Some implementations set the ATT bit automatically and provide you a command or knob under a configuration stanza to disable it. i.e on Juniper: ignore-attached-bit
Ignore the attached bit on IS-IS Level 1 routers. Configuring this
statement enables the routing device to ignore the attached bit on
incoming Level 1 link-state PDUs. If the attached bit is ignored, no
default route, which points to the routing device which has set the
attached bit, is installed.
Others, require you to actually manually configure the ATT bit. i.e Cisco: attached-bit send
To configure an Intermediate System-to-Intermediate System (IS-IS)
instance with an attached bit in the Level 1 link-state packet (LSP),
use the attached-bit send command in address family configuration
So whichever it is, you certainly have power over what you want to achieve, in this case you have decided to perform leaking to have specific routes advertised to your internal area. In this example you have given, leaving the attached bit and thinking about a worst case scenario where there are no failsafe mechanisms, you could end up with a blackhole if you loose connectivity to the specific routes because you still have the default one.
On the other hand, I'm not sure which parameters have been taken into consideration for the leaking, so if it were to be something dynamic where the routes are only leaked if certain conditions you specified are met, then if one of those evaluates to false you will stop seeing those routes and this could potentially result in connectivity loss if there is no other way to work around, hence default route.

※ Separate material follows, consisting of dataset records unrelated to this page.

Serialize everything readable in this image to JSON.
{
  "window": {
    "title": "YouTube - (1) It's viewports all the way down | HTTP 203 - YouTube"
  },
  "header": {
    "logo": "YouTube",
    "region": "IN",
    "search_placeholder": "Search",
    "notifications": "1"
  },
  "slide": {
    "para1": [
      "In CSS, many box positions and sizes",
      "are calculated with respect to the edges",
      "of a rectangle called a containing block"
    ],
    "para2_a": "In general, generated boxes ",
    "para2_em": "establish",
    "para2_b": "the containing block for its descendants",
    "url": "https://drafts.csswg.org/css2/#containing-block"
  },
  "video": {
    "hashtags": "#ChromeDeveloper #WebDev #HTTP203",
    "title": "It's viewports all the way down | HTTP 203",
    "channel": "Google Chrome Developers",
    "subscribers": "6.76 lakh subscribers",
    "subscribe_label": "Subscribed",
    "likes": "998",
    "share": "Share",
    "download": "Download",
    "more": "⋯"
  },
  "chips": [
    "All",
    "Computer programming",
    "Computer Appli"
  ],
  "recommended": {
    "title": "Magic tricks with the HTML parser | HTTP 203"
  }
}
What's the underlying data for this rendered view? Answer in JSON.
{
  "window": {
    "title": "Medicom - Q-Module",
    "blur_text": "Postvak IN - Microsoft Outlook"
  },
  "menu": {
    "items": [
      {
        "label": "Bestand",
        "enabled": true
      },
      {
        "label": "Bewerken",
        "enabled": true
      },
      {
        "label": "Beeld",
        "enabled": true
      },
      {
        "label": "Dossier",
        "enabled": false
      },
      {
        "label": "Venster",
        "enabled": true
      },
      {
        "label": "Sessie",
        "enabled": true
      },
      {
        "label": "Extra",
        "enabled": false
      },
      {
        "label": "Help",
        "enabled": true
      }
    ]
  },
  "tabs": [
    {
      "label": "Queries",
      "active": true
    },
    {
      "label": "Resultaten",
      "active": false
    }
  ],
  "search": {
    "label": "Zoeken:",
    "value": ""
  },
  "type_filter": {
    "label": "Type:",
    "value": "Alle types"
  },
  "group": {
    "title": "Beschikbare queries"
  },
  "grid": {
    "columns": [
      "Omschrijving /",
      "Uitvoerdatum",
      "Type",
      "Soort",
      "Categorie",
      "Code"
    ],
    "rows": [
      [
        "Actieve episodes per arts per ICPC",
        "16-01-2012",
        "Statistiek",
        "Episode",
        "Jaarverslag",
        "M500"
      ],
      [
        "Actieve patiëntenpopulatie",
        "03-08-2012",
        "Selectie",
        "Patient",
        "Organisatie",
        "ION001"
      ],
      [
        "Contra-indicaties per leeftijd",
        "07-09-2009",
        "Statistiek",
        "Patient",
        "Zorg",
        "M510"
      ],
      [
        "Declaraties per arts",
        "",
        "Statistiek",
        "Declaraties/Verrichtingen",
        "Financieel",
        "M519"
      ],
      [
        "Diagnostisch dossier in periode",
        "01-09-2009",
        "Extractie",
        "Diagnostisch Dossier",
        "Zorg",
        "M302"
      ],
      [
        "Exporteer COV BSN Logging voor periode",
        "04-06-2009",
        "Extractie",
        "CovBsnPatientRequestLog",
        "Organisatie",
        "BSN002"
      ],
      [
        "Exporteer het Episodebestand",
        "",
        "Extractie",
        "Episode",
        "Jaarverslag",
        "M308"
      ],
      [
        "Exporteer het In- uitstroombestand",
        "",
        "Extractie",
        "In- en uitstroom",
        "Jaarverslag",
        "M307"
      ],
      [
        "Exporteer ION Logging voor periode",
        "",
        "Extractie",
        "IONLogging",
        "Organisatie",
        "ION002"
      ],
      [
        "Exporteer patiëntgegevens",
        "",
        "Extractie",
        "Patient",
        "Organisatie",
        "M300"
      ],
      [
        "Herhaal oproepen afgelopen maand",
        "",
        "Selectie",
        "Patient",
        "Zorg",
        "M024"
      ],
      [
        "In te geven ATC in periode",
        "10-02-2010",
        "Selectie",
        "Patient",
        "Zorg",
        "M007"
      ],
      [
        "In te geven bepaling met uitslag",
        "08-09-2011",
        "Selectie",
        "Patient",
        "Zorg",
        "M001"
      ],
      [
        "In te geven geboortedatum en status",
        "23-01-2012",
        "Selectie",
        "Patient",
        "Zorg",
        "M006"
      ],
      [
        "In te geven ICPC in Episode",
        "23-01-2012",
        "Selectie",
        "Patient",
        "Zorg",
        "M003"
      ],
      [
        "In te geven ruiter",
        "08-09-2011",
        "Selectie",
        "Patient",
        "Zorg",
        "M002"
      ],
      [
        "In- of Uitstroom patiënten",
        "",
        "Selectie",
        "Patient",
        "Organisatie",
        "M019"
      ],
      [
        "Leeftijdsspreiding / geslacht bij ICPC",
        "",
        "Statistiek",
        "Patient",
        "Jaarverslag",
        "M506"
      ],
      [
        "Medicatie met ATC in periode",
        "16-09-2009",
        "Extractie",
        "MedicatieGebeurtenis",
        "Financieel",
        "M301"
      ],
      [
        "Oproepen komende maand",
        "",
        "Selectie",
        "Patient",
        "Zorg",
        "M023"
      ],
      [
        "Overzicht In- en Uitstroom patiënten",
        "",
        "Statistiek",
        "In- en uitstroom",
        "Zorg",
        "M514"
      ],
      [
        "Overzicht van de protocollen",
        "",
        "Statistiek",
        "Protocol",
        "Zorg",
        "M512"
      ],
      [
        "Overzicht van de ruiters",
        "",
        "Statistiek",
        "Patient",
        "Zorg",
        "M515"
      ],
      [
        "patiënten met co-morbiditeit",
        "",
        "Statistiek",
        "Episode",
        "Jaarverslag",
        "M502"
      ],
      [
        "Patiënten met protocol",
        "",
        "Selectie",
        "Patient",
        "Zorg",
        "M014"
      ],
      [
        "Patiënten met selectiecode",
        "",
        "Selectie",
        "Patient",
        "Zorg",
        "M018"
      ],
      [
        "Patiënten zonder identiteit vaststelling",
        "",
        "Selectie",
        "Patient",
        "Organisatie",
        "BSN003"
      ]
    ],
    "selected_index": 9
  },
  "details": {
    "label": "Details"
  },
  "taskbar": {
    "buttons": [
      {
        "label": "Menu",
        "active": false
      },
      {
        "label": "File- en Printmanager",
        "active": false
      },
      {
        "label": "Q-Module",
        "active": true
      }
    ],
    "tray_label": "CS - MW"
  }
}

In regards to LDP not creating a FEC for the default route introduced by the attached bit in ISIS.
Personally I haven't tested this yet, as soon my hands get on some equipment will do, but for what Google has showed me:
/mpls ldp set distribute-for-default-route=yes does. It seems to add
an entry in the MPLS forwarding table for the default route
- MPLS switching does not have "matching longest prefix" feature of IP routing.